Mia Arias Tsang | HARDLINE


Mia Arias Tsang is a writer and freelance editor based in New York City. Her work explores themes of queer desire, intimacy, and disconnect. A Tin House SW’23 alum, her work has appeared in Copy, Autostraddle, Half Mystic Press, Fatal Flaw Magazine, and Broad Recognition Magazine, among others. She is a copy editor for the literary magazine Identity Theory and program coordinator at the literary nonprofit House of SpeakEasy, and writes a newsletter called Overripe Peach. She lives in Queens with her cat, Peanut, and is currently working on a novel. 


After Julien Baker

Wednesday morning and I decide to listen to your voicemail again for the first time in several weeks. While drinking coffee at my computer and waiting for a meeting to start, I find myself missing the way you said my name. I gave the pain permission earlier than usual today. Everything is so fragile. If I click the wrong button, I’ll dial your number instead of the preserved starlight of your voice, the words dead and gone by the time they reach me. I’ve learned I need to be more careful. I click the button that lets you tell me again about the moon, huge and bleeding. You tell me again you’re falling asleep on the road, so you pulled over. You tell me again you just wanted to say hi. My mind is a rural parking lot you keep trying to pull out of. Weeds shove their way forcefully through cracks in the asphalt. Teenagers smoke on the hoods of their cars, spin donuts, pop the exhaust like gunfire. An oil spill sunset drenches the sky in utter pinkness over the black flatline of trees on the horizon. I want to keep you here, revving your engine. Today I realized I was forgetting college and cried tears of joy. Does this mean someday the heartbreak of your freckled face on the pillow beside me, sweet and sleeping, will go the way of binge-drinking alone in seminar rooms after dark? It’s hard to believe I was eighteen once. Dancing atop hardwood desks, writing the story of my loneliness on chalkboards beneath faded reading assignments, tilting my head back to pour a Poland Spring bottle filled with rum down my throat. I thought I could never be emptier. I hadn’t met you yet.
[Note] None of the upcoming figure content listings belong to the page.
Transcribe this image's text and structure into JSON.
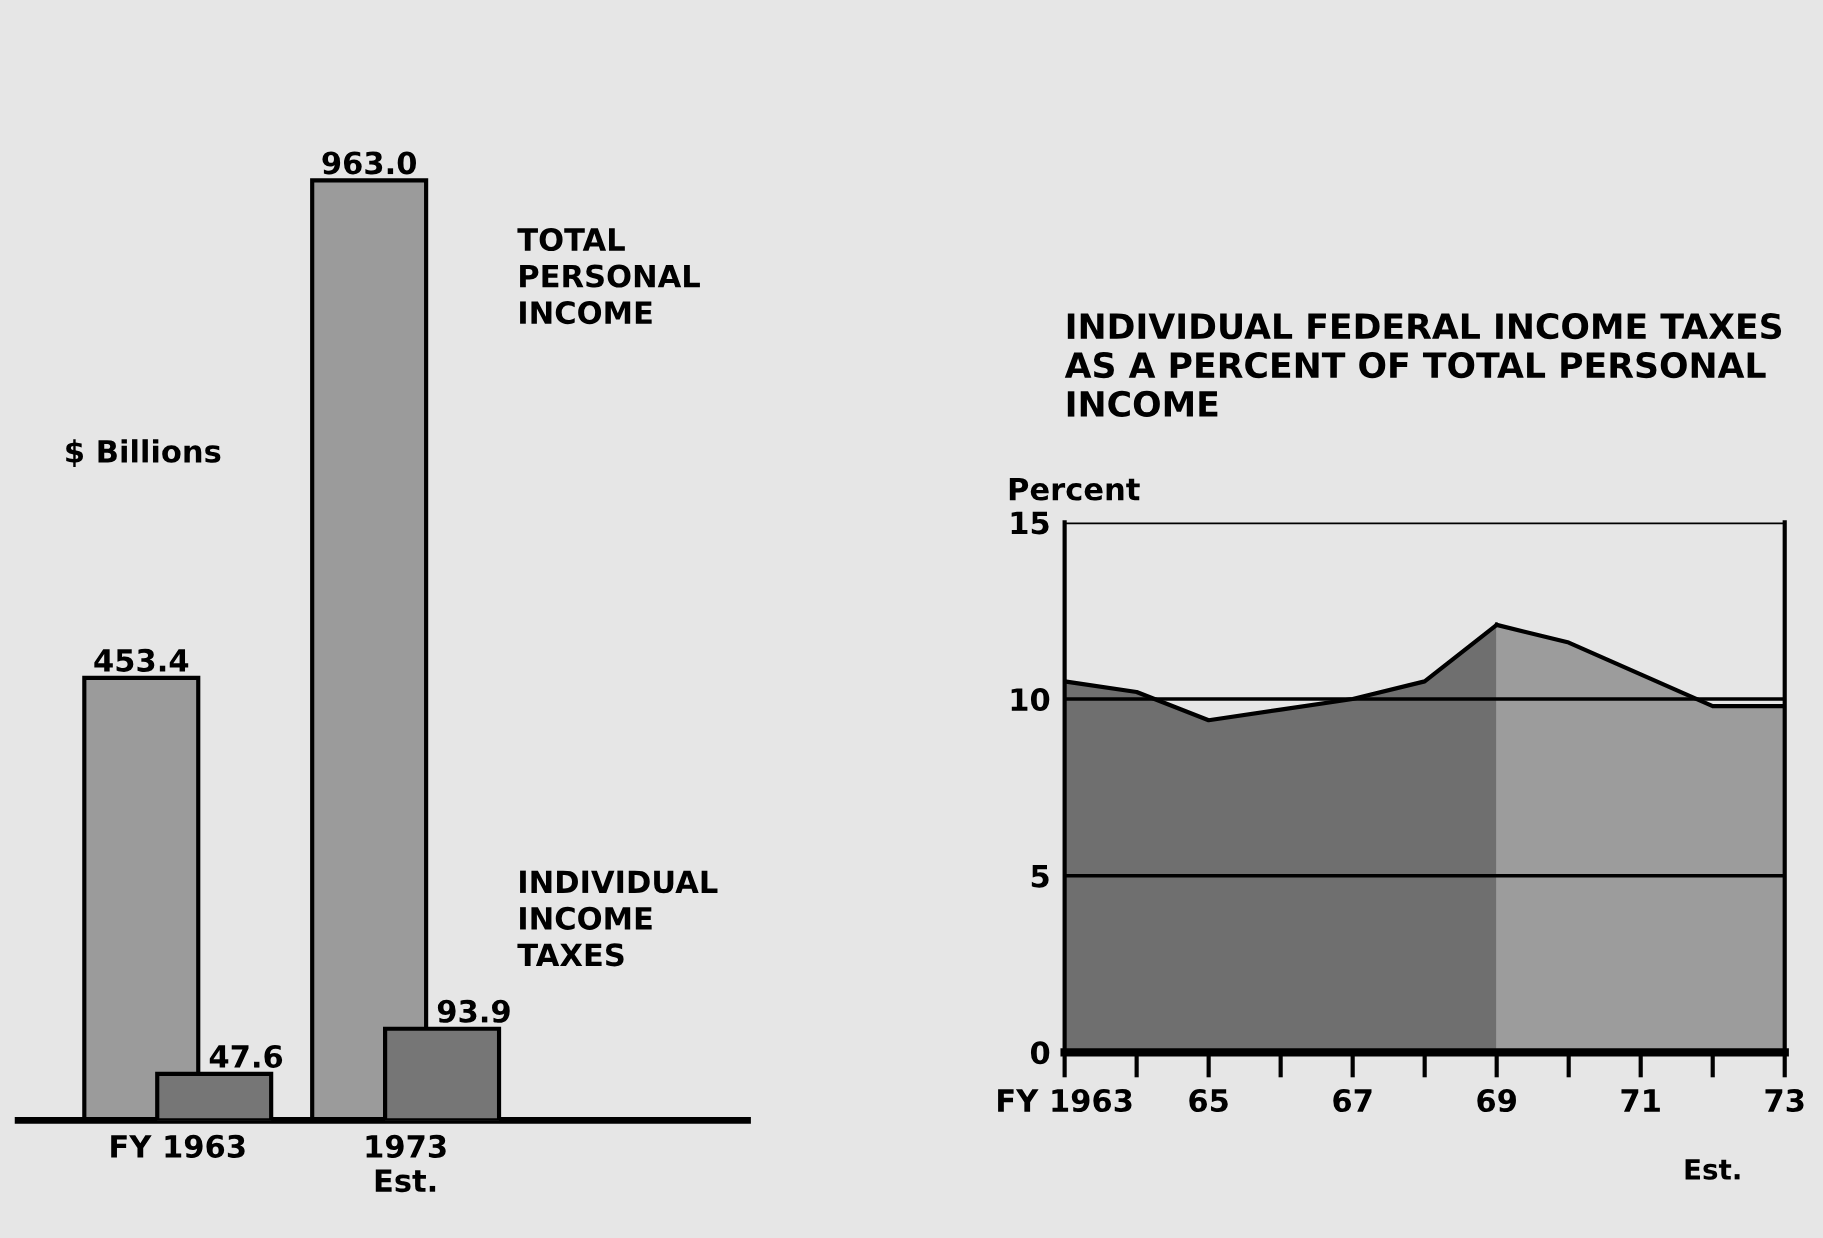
{
  "chart_data": [
    {
      "type": "bar",
      "ylabel": "$ Billions",
      "categories": [
        "FY 1963",
        "1973\nEst."
      ],
      "data_labels": true,
      "legend": false,
      "series": [
        {
          "name": "TOTAL PERSONAL INCOME",
          "color": "#9b9b9b",
          "values": [
            453.4,
            963.0
          ],
          "value_labels": [
            "453.4",
            "963.0"
          ]
        },
        {
          "name": "INDIVIDUAL INCOME TAXES",
          "color": "#767676",
          "values": [
            47.6,
            93.9
          ]
        }
      ]
    },
    {
      "type": "area",
      "title": "INDIVIDUAL FEDERAL INCOME TAXES AS A PERCENT OF TOTAL PERSONAL INCOME",
      "ylabel": "Percent",
      "xlim": [
        1963,
        1973
      ],
      "ylim": [
        0,
        15
      ],
      "yticks": [
        0,
        5,
        10,
        15
      ],
      "grid": "y",
      "legend": false,
      "xticks": [
        {
          "value": 1963,
          "label": "FY 1963"
        },
        {
          "value": 1965,
          "label": "65"
        },
        {
          "value": 1967,
          "label": "67"
        },
        {
          "value": 1969,
          "label": "69"
        },
        {
          "value": 1971,
          "label": "71"
        },
        {
          "value": 1973,
          "label": "73"
        }
      ],
      "annotations": [
        "Est."
      ],
      "series": [
        {
          "color": "#6f6f6f",
          "x": [
            1963,
            1964,
            1965,
            1966,
            1967,
            1968,
            1969
          ],
          "values": [
            10.5,
            10.2,
            9.4,
            9.7,
            10.0,
            10.5,
            12.1
          ]
        },
        {
          "color": "#9c9c9c",
          "x": [
            1969,
            1970,
            1971,
            1972,
            1973
          ],
          "values": [
            12.1,
            11.6,
            10.7,
            9.8,
            9.8
          ]
        }
      ]
    }
  ]
}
I thought I knew myself. I thought I knew what I needed and didn’t. Every time your eyes meet mine I draw a hard line to save us both. Every time you touch me I cross it over and over. I can’t stomach all this impossible want but I need to hear you say my name again. Rewind. Listen. Rewind. Listen. Hi Mia. Hi Mia. Hi Mia. Hi—


I’ve been writing these short, lyrical nonfiction snippets for years aside from my longer works. They’re not quite poems, but they’re not essays, either. A friend recently suggested “fragments,” so I’ve been going with that. I got really into Julien Baker this past December – her music was the only art able to meet me where I was at mentally in my helplessness / hopelessness, and didn’t ask anything impossible of me. This fragment poured out of me while I was at my desk and her stunning third album opener “Hardline” came on shuffle first thing on a Wednesday morning during a very weak moment. Did I even try to be happy that day? (No.)